Controlling the thoughts that enter our mind (soul)...I have been working on that, but there are still some thoughts I can't control. Those are the ones that upset me. However, it does help to have friends I can talk to when this happens.

Strengthening the body...One of the activities I plan to do on the chart is physical exercise, to keep the strength I regained when I was in physical therapy. Plus, it will help me lose weight, which I need to do for my health.

Strengthening the spirit...Unfortunately, because of the thoughts I can't control, some of my emotions are uncontrollable. I try to pray during these times, in addition to my normal praying, but I'm usually crying so hard I can't get any words out.

I'll work on the charts this weekend and start the project Monday.

PostPosted: Sat Feb 16, 2008 10:12 am
by Mackenaw
Hello Loveiskind,

God bless you dear sister. *hug*

I wanted to chat about those emotions of ours. Everyone has them, but some of us seem to be more sensitive to emotions that others -- yep, I'm one of those "sensitives" that can become a prisoner to my emotions if I don't watch the signs and seek God to help me overcome them. As odd as it may sound -- God made us this way for a reason, so we can "feel" how others are feeling, and then show compassion and pray for others.

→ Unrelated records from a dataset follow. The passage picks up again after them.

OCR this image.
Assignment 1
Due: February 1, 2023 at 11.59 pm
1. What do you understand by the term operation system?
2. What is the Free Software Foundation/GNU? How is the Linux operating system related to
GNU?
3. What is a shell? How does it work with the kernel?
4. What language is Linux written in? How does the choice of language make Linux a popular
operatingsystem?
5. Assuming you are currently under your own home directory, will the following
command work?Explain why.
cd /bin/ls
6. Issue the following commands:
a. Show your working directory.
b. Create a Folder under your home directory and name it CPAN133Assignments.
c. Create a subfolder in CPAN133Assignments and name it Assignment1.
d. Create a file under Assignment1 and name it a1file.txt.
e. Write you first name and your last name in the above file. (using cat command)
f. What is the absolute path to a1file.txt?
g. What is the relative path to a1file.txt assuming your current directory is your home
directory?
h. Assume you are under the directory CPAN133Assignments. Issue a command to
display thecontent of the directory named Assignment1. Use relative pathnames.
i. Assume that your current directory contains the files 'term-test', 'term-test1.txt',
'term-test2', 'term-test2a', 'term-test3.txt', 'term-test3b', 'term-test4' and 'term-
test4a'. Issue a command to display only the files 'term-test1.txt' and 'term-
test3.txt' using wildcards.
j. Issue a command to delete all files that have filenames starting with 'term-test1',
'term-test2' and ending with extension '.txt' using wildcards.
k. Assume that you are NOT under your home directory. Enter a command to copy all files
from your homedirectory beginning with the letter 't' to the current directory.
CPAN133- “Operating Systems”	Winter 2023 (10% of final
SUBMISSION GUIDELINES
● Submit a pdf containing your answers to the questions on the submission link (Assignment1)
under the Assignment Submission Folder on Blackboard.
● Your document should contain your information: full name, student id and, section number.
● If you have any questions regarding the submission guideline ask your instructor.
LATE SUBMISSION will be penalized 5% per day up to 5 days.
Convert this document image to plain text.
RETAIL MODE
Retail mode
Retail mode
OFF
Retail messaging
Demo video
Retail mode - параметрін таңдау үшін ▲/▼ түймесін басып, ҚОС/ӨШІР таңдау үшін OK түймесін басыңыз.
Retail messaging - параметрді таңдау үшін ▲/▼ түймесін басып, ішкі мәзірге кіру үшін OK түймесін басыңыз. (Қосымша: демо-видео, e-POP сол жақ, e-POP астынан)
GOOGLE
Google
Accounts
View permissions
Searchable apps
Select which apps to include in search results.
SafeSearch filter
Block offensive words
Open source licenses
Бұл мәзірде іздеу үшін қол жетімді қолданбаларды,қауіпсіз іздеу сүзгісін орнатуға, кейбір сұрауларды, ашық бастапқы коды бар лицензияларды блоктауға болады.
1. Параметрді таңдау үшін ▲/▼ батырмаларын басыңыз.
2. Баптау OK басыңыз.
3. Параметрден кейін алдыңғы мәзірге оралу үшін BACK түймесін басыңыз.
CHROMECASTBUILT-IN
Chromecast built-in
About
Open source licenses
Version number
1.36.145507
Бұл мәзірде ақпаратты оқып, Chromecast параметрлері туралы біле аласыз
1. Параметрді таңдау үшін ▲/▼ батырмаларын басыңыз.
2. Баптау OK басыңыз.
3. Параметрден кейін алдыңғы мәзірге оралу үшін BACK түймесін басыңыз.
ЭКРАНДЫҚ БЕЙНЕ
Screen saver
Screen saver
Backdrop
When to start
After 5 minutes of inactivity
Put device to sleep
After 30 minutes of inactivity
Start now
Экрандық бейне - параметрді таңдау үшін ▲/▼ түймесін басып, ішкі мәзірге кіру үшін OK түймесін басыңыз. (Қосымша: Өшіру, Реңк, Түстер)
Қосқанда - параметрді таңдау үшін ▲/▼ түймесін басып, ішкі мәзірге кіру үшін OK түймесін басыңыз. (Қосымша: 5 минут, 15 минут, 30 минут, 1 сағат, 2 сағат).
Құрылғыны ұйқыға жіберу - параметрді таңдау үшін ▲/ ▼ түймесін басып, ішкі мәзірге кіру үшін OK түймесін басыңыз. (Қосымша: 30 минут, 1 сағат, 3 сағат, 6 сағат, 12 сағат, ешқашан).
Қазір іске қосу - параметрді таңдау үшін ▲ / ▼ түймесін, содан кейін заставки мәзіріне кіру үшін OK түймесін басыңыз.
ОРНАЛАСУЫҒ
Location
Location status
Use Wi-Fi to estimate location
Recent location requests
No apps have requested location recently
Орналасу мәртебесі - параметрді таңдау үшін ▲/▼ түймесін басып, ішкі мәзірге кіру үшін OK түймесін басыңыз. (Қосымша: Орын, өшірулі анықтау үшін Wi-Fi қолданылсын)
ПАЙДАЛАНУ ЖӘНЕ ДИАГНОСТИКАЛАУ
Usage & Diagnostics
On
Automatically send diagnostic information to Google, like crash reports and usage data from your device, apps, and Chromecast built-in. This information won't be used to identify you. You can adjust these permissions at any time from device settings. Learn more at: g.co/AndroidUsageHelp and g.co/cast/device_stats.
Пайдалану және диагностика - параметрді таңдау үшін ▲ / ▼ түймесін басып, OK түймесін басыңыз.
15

For me, sometimes my flesh wants to be pityful -- not so much for others, but for self. My flesh wants to use those overwhelming emotions for self gain. :(

Have you ever owned a bath robe and slippers that are so old and worn that others find them kinda gross, but you find them soooooooo comfy? LOL I know -- sounds so weird, but the kind of robe and slippers you might be embarrassed if others knew that you can't wait to put on because they offer comfort? Well, that's how I view my emotions of self-pity. They feel good for a while, but then it's like eeeuuuwwwwww, somebody HELP!!! But then you might feel like you have to behave differently, because it would be too embarrassing if others knew how you really felt. And then, sometimes you might let someone see your true emotions, then they ridicule you. Eeuuwwwwww again.

See the pattern? Yep -- geez what a cycle.

Good News, The Holy Spirit will help us with this cycle of distruction. One of the fruit of The Holy Spirit is self-control (temperance). When we find ourselves in this cycle of self pity because our emotions are all out of whack and pulling us into a pit -- call out to Jesus. Galatians 5:22-23 lists the fruit of The Holy Spirit. Read them aloud, cry out to The Holy Spirit and ask Him to renew and refresh your spirit.

I hope all this helps, Loveiskind. *hug* This is meant to be a message of hope from one "sensitive" to another. :)

God bless you, Loveiskind.
Love,
Mack

PostPosted: Sat Feb 16, 2008 10:56 pm
by mlg
Love I'm so proud of you. You are going to strengthen yourself by doing the charts. Ya know, I didn't want to do the charts, read my step 3, but I'm glad I've started them. I've already began to see a change in my thoughts, just by some of the tasks I've started doing.

Yes it's hard to control your emotions now, but once you begin to strengthen your mind, you will strengthen the control you have on your emotions. I can't wait to see how you will grow in this step sis.